3.5. Bioinformatics, Exposure, Radioiodine Therapy, and Levothyroxine Dose Adjustment
| First Author, Year, Reference | Aim | Technique | Dataset | Sample Size | Performance Metrics |
|---|---|---|---|---|---|
| Atas, 2023 (50) | Prediction of autoimmune concomitant dx with HT | SVM, RF, LR, KNN, MLP, and a ML hybrid model | OMIM, PUBMED, Entrez Gene on NCBI, NCBI dbSNP, and SWISS Prot database | 162 genes | ACC 0.815, precision 0.731, recall 1.0, and F1-score 0.800 |
| Li et al., 2024 (51) | HT diagnosis based on genes | LASSO | HRA001684, GSE29315 and GSE163203 datasets | 2000 highly variant genes | NA |
| Shen et al., 2021 (52) | Prediction of genes of hyperthyroidism | RW-RVM, RF, ANN, and NB | DisGeNET | 269 genes | AUC 0.90 |
| Liu et al., 2023 (54) | Screening Tshr agonists | RF, MLP, SVM, and GAT | Updated TSHR agonist dataset from PubChem fingerprints | 7 molecular representations | RF: AUC 0.984, and ACC 0.941 |
| Xu et al., 2022 (55) | Detection of TSHR inhibitory chemicals | RF, XGB, and LR | Tox21 database | 5952 compounds from a cAMP analysis | RF: ACC 0.85, recall 0.89, and AUC 0.92 |
| Gao et al., 2021 (58) | Prediction of 131i therapeutic dose | BPNN, RBFNN, SVM, BP-AdaBoost, and RF | EMRs (17 features) | 353 patients from several centers | RF: ACC 100% |
| Duan et al., 2022 (57) | Prediction of hypothyroidism after RAIT | ML | EMR (138 clinical and lab test features) | 471 GD patients from 1 center | AUC 0.74 and F1-score 0.74 |
| Chen et al., 2019 (59) | Levothyroxine dosage post-thyroidectomy | DT | LT4 doses and TSH levels | 320 patients from 1 center | Correctly predicted dose adjustment 75%, confidence interval = 65% - 82% |
| Barrio et al., 2023 (60) | Same | ANN, RF, 0LS, and LR | Demographic, clinical, and laboratory data | 951 patients from 1 center | Met postopTSH goal 45.3% |
| Hemmati et al., 2023 (61) | Same | Fuzzy logic | NA | Thyrosim application to simulate thyroid hormone courses of a virtual thyroidectomized patient | NA |
Abbreviations: HT, Hashimoto’s thyroiditis; GD, Graves’ disease; TSHR, thyroid stimulating hormone receptor; RAIT, radioactive iodine therapy; LT4, levothyroxine; LR, logistic regression; XGB, extreme gradient boosting; SVM, support vector machine; ANN, artificial neural network; KNN, K-nearest neighbors; RF, random forest; OLS, ordinary least squares; BP-AdaBoost, back propagation-adaptive boosting; RBFNN, radial basis functions neural Network; MLP, multilayer perceptron; LASSO, least absolute shrinkage and selection Operator; RW-RVM, random walk-relevance vector machine; GAT, graph attention network; BPNN, back propagation neural network; EMR, electronic medical record; NL, normal; AUC, area under curve; ACC, accuracy.
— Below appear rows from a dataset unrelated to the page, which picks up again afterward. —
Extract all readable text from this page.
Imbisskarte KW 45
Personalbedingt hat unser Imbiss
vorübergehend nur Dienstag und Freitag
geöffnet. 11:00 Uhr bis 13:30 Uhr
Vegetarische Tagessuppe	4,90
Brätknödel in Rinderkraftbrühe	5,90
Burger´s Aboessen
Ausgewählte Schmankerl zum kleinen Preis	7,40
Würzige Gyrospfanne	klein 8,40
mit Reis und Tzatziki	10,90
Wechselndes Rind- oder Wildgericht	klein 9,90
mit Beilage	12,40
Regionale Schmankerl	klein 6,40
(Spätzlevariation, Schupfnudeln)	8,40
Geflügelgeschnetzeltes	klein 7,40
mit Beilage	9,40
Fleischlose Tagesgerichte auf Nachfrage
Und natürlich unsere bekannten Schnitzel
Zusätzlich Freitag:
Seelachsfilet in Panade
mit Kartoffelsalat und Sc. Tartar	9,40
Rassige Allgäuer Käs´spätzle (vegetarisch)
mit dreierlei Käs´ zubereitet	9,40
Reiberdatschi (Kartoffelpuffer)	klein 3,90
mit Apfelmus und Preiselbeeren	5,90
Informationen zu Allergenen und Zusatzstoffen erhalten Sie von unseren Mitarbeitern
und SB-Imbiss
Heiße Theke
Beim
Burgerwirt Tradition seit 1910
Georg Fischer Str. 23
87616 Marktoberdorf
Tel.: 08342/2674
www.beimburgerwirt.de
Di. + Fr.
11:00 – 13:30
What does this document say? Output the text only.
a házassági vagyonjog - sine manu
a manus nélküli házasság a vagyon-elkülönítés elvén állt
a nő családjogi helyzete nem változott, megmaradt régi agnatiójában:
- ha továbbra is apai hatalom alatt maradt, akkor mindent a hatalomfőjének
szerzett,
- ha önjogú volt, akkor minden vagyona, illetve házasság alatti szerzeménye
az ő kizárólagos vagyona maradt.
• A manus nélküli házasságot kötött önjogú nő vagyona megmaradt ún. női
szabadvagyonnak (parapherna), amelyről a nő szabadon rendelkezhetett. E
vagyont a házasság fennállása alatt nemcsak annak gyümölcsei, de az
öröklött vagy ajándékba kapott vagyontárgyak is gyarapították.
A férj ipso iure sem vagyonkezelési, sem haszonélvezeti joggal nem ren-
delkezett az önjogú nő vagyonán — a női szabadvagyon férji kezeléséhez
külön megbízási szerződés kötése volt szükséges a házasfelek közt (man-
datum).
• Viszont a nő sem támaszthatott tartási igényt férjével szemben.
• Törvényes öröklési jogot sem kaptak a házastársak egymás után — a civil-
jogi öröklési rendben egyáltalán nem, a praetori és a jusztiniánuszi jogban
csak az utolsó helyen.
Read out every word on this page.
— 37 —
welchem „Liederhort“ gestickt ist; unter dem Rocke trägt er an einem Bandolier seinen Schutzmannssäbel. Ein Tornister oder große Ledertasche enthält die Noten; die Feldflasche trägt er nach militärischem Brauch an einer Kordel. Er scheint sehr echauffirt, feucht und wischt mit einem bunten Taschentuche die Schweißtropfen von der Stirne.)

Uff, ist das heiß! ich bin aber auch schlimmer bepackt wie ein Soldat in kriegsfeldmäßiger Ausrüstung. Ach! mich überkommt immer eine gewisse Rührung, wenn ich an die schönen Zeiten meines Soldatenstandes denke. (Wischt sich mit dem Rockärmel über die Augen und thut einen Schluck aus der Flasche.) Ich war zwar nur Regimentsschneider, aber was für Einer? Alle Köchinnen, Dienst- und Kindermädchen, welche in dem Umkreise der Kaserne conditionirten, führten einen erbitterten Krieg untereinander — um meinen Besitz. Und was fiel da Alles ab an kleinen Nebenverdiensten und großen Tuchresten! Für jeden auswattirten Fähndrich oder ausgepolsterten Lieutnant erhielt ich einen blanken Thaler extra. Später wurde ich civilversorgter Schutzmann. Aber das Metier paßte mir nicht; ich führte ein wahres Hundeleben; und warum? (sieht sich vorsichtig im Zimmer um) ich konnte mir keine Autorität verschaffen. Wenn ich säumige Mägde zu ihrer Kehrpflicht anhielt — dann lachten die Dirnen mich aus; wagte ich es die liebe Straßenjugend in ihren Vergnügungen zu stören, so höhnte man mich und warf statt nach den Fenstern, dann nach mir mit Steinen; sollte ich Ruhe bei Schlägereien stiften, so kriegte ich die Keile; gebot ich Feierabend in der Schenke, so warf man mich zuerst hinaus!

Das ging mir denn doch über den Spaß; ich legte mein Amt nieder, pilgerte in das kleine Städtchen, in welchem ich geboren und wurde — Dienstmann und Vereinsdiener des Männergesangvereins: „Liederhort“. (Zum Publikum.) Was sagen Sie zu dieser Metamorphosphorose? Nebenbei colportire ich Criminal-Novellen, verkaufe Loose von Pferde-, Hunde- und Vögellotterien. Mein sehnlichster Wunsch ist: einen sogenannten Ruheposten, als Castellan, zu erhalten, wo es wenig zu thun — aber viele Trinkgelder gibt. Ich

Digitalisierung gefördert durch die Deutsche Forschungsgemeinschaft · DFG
3.6. Thyroid-Associated Ophthalmopathy
| First author, Reference, Number | Aim | Technique | Dataset | Sample Size | Performance Metrics |
|---|---|---|---|---|---|
| Lee et al., 2022 (62) | TAO diagnosis | DL | Orbital CT scans | 99 mild GO, 94 mod-to-severe, and 95 Nl from 1 center | AUC 0.895 - 0.979 |
| Lin et al., 2024 (63) | Same | DL | Orbital CT scans | 459 mild, 355 severe, and 373 Nl from 1 center | ACC 89.5% and AUC 0.96 - 0.99 |
| Lin et al., 2021 (64) | Same | DL | Orbital MRI | 50 active phase and 110 inactive phase from 1 center | ACC 0.863, precision 0.680, and F1-score 0.712 |
| Karlin et al., 2023 (65) | Same | DL | External orbital photographs | 2288 images from 1 clinical dataset | ACC 89.2%, recall 93.4%, precision 79.7%, and F1 score 86.0% |
| Yoo et al., 2020 (66) | Prediction of post-orbital decompression surgery appearance | Generative adversarial network (GAN) | Facial photographs | 109 pairs of matched pre- and postoperative facial images from amGoogle image search | ACC 90.9% and AUC 0.957 |
| Zhai et al., 2021 (67) | Prediction of the therapeutic efficacy of IV glucocorticoids | Binary LR | Orbital MRI and clinical characteristics | 35 responsive and 28 unresponsive orbit | AUC 0.844 |
Abbreviations: TAO: thyroid associated ophthalmopathy; LR: logistic regression; DL: deep learning; CT: computed tomograohy scan; MRI: magnetic resonance imaging; NL: normal; AUC: area under curve; ACC: accuracy.